Si on ne présente plus ni Scarlett O’Hara, ni Rhett Butler, le couple d’amants maudits, le nom de Ruth ne vous dit probablement rien. C’est à la mama noire de Scarlett que Donald McCaig redonne vie dans un roman délicieusement dense, qui court tout au long du XIXe siècle. L’imposante domestique incarnée à l’écran par l’inoubliable Hattie McDaniel (oscarisée pour le rôle) se révèle dans ses pages comme femme, épouse et mère, derrière le masque de l’esclave fidèle et obéissante. Nous découvrons l’incroyable d’histoire de cette petite fille rescapée d’un massacre à Saint-Domingue et recueillie par le couple Fornier, des Français venus chercher fortune aux Antilles. Alors sans enfant, Solange Fornier traite Ruth de manière ambiguë, plus comme un petit animal domestique que comme une esclave, avec fermeté mais également une forme d’amour. A ses côtés, Ruth vit le début du XIXe siècle, à Saint-Domingue puis à Savannah : le lecteur est plongé dans les tourbillons de l’Histoire. Il est question des deux révolutions (française et américaine) encore fraîches dans les esprits, de guerres napoléoniennes, de révoltes des esclaves… Savannah, ville toute récente, a encore ce charme un peu rugueux des toutes jeunes colonies.

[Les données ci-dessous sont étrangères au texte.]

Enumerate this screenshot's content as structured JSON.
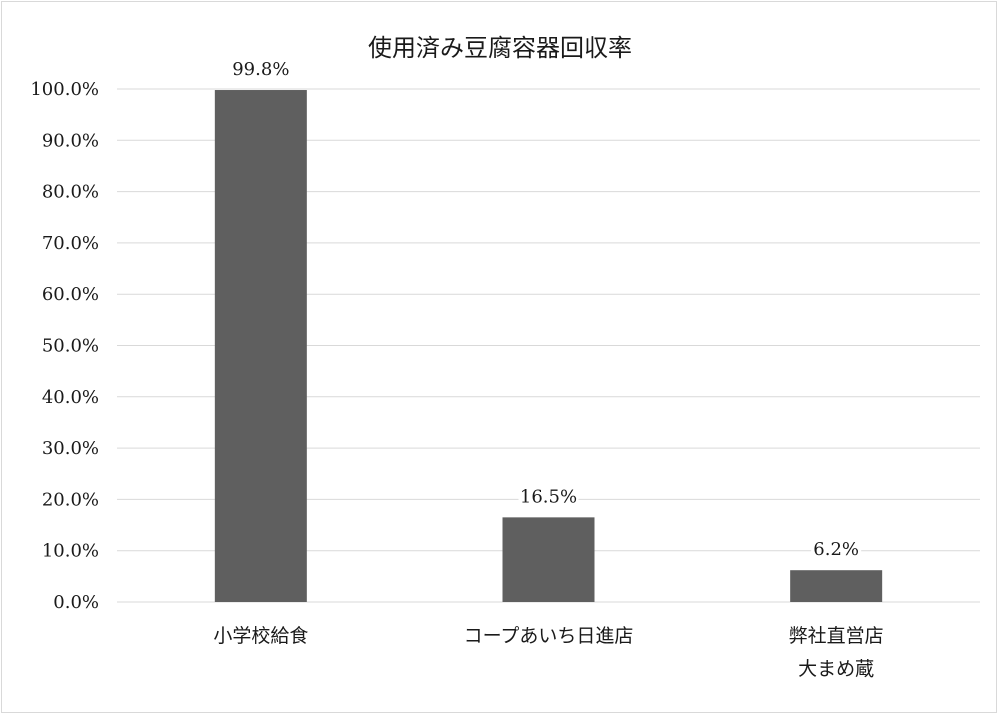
{
  "chart_data": {
    "type": "bar",
    "title": "使用済み豆腐容器回収率",
    "xlabel": "",
    "ylabel": "",
    "categories": [
      [
        "小学校給食"
      ],
      [
        "コープあいち日進店"
      ],
      [
        "弊社直営店",
        "大まめ蔵"
      ]
    ],
    "values": [
      99.8,
      16.5,
      6.2
    ],
    "data_labels": [
      "99.8%",
      "16.5%",
      "6.2%"
    ],
    "y_ticks": [
      "0.0%",
      "10.0%",
      "20.0%",
      "30.0%",
      "40.0%",
      "50.0%",
      "60.0%",
      "70.0%",
      "80.0%",
      "90.0%",
      "100.0%"
    ],
    "ylim": [
      0,
      100
    ],
    "grid": true,
    "legend": "none",
    "colors": {
      "bar": "#5f5f5f",
      "grid": "#d9d9d9",
      "axis": "#d9d9d9"
    }
  }
}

Grâce à la vie de Ruth chez les Fornier, le lecteur découvre deux mondes très différents : celui des esclaves, et celui de la bonne société française aux Etats-Unis. Avec un pied dans ces deux mondes, Ruth est une observatrice privilégiée : aux cancans des familles aisées de Savannah, puis de Charleston où Ruth s’installera à l’âge adulte, peuvent succéder des pages souvent terribles sur la condition des esclaves dans le sud étasunien. Ruth vivra des choses très difficiles. On lui ôtera tout. On l’humiliera. Elle perdra la plupart de ses proches. Mais toujours, elle gardera la tête haute. Et un jour, elle deviendra la « Mama » de Scarlett O’Hara.
Les amateurs de romans historiques ne pourront que se réjouir : Donald McCaig nous livre le formidable portrait de toute une époque, mais également de deux femmes d’exception. Nombreux sont les personnages intéressants dans ce roman, mais seuls deux nous marquent durablement. Ruth, bien sûr, est l’un d’eux. Entière, courageuse et généreuse, Ruth traverse le siècle et si elle trébuche souvent, elle ne s’effondre jamais. Solange Escarlette est l’autre grande figure féminine du roman. Cette bretonne farouche et prête à tout pour s’en sortir fut ce qui se rapprochait le plus d’une mère pour Ruth. Elle aurait pu être l’épouse d’un fils cadet à Saint-Malo et vivre dans l’ombre de sa famille, éternellement frustrée, aux horizons limités. Avec son époux, ils décident plutôt de faire fortune sur une lointaine plantation familiale. Mais les événements de Saint-Domingue secouent les Fornier, et grâce à l’ingéniosité (et, oui, le côté un peu sournois de la jeune femme, disons-le tout net) de Solange, le couple parvient à commencer une nouvelle vie aux Etats-Unis.
Le lecteur a hâte de savoir comment Mama va se retrouver à Tara. Il frémit d’aise quand il croise les premiers indices : une référence aux frères O’Hara ici, au vieux Monsieur Butler là. Mais, si l’on pouvait légitiment craindre que le roman de Donald McCaig ne soit qu’un produit dérivé du célèbre roman de Margaret Mitchell, Donald McCaig arrive à faire du Voyage de Ruth un grand roman à part entière, qui peut tout à fait se lire indépendamment.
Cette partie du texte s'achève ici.